Google rejoint le code de conduite européen sur l’intelligence artificielle
Le 30 juillet, Kent Walker, président des affaires mondiales de Google, a annoncé que le groupe allait signer le code de conduite de l’Union européenne relatif à l’encadrement des modèles d’intelligence artificielle (IA), connu sous le nom d' »IA Act ». Cette décision intervient dans un contexte où plusieurs acteurs majeurs du secteur technologique ont déjà pris position : OpenAI, créateur de ChatGPT, ainsi que la start-up française Mistral, ont confirmé leur intention de signer ce code, tandis que Meta, la maison mère de Facebook et Instagram, a choisi de ne pas y adhérer.
Ce code de conduite, publié le 10 juillet et applicable à partir du 2 août, vise principalement les modèles d’IA à usage général tels que ChatGPT, Grok de la plateforme X, ou encore Gemini de Google. Il met un accent particulier sur la protection des droits d’auteur et la qualité des données utilisées pour entraîner ces modèles. L’Union européenne insiste notamment pour que les données issues de sites régulièrement piratés, ainsi que les contenus injurieux ou violents, soient exclus des corpus d’entraînement afin d’éviter leur reproduction par les algorithmes des plateformes signataires.
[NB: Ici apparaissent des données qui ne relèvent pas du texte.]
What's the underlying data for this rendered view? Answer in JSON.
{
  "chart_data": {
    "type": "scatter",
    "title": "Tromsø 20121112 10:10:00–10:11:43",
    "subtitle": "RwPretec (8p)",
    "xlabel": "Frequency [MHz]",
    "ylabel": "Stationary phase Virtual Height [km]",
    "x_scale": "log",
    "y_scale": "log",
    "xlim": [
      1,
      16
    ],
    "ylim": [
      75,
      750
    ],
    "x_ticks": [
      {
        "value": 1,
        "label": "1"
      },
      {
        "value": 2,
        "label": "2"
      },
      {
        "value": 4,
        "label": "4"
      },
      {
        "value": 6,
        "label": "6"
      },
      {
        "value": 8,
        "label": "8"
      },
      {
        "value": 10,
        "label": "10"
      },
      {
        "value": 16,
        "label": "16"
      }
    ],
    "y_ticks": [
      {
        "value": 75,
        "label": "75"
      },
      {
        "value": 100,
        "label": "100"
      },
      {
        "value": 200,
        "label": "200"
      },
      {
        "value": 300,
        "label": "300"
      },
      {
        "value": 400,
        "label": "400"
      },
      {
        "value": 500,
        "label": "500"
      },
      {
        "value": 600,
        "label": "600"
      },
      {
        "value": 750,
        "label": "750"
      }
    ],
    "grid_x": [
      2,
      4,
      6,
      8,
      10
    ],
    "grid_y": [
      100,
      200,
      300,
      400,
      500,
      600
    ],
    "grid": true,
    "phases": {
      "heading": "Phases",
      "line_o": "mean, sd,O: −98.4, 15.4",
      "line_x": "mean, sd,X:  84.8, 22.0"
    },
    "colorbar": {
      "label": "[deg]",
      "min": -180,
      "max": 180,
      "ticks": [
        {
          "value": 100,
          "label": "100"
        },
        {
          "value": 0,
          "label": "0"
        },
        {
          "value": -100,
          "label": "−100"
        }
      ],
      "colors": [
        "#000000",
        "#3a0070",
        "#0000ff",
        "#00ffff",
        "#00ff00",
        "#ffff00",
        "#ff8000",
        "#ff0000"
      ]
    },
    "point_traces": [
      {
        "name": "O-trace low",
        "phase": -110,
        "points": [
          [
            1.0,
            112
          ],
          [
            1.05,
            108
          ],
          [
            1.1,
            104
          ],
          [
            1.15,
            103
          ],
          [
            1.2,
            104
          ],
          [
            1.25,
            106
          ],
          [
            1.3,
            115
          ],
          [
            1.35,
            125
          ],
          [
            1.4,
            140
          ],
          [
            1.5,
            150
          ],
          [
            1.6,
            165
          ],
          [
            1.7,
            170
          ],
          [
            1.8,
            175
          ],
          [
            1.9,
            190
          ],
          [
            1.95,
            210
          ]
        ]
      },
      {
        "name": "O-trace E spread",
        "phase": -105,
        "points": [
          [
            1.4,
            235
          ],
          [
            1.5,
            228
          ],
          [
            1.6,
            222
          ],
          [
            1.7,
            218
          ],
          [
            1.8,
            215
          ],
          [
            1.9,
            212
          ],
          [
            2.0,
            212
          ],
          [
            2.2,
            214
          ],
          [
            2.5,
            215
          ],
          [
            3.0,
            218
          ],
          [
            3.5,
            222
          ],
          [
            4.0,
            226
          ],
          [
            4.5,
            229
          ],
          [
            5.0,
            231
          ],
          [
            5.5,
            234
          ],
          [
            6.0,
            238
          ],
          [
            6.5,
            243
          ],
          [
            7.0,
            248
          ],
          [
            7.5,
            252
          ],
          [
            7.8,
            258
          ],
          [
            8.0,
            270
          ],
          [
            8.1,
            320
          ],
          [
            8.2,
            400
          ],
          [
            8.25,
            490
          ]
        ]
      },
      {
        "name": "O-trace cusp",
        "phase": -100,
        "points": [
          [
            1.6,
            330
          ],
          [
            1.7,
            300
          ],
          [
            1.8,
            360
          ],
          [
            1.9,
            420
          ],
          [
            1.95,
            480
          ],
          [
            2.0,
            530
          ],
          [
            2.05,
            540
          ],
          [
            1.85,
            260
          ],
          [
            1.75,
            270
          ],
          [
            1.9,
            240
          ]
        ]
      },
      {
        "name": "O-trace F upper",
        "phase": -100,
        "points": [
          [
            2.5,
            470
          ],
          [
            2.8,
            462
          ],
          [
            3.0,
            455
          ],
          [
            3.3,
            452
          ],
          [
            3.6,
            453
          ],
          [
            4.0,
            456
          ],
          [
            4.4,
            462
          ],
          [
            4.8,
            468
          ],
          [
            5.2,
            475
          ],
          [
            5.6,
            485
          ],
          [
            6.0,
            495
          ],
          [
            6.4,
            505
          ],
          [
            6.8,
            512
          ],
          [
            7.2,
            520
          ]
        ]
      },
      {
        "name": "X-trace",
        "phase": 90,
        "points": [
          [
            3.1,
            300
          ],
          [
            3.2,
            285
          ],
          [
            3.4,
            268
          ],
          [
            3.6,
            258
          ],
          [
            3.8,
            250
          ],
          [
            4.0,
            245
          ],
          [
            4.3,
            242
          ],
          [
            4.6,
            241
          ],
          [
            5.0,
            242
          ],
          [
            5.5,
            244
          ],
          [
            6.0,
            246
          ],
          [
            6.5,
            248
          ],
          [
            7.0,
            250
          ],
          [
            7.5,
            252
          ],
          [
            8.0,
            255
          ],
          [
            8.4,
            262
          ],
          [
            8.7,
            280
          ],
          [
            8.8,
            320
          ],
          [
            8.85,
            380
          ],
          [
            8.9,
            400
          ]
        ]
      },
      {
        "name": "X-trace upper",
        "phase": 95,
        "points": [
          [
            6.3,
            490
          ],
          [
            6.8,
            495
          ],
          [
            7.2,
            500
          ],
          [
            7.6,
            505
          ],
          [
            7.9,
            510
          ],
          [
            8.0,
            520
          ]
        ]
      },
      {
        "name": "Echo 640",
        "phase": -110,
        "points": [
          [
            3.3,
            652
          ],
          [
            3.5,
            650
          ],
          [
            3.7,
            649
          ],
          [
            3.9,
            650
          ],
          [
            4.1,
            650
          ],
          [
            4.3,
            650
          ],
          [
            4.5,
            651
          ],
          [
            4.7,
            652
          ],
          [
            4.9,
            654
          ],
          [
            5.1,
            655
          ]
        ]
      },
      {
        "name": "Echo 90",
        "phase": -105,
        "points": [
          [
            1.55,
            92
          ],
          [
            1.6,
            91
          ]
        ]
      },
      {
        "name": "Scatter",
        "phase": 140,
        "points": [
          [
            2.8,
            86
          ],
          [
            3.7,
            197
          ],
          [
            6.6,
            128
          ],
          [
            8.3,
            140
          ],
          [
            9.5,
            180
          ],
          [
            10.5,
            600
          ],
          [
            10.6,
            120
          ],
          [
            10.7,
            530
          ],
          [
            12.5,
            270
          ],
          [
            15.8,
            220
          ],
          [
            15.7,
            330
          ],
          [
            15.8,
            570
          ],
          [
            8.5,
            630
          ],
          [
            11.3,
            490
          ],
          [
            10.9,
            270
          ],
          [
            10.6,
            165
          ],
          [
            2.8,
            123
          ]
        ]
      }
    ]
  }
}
Des exigences renforcées pour les applications à haut risque et les réactions des géants du numérique
Au-delà de ce code de bonnes pratiques, l’UE prévoit d’introduire d’ici 2026 des exigences réglementaires plus strictes pour les applications d’IA considérées comme à haut risque. Ces applications concernent notamment les domaines de l’éducation, des ressources humaines, ou encore du maintien de l’ordre public. Avant toute mise sur le marché en Europe, ces systèmes devront obtenir une autorisation spécifique, garantissant leur conformité aux normes européennes en matière de sécurité, d’éthique et de respect des droits fondamentaux.
Cette approche proactive de l’Union européenne suscite des réactions contrastées parmi les grandes entreprises technologiques. Certains acteurs, comme Google, ont exprimé leurs réserves, estimant que ces règles pourraient ralentir le développement de l’IA en Europe. Cette inquiétude reflète un débat plus large sur l’équilibre entre innovation technologique et régulation, où la protection des utilisateurs et des droits fondamentaux doit être conciliée avec la compétitivité économique.
Il est important de noter que, bien que ce code de conduite ne soit pas juridiquement contraignant, la Commission européenne offre aux entreprises signataires une réduction de la charge administrative lorsqu’elles devront démontrer leur conformité à la législation européenne sur l’IA. Cette mesure vise à encourager l’adhésion volontaire et à faciliter la mise en œuvre des bonnes pratiques dans un secteur en pleine expansion.
En termes de fiabilité, les informations proviennent directement d’annonces officielles de Google et de la Commission européenne, ainsi que de déclarations publiques des entreprises concernées. Ces sources sont considérées comme crédibles et reflètent fidèlement les positions actuelles des acteurs impliqués dans la régulation de l’intelligence artificielle en Europe.
En résumé, la signature du code de conduite par Google marque une étape importante dans la mise en place d’un cadre éthique et réglementaire pour l’IA en Europe. Elle illustre également les tensions entre innovation et régulation, qui continueront de façonner l’évolution de ce secteur stratégique dans les années à venir.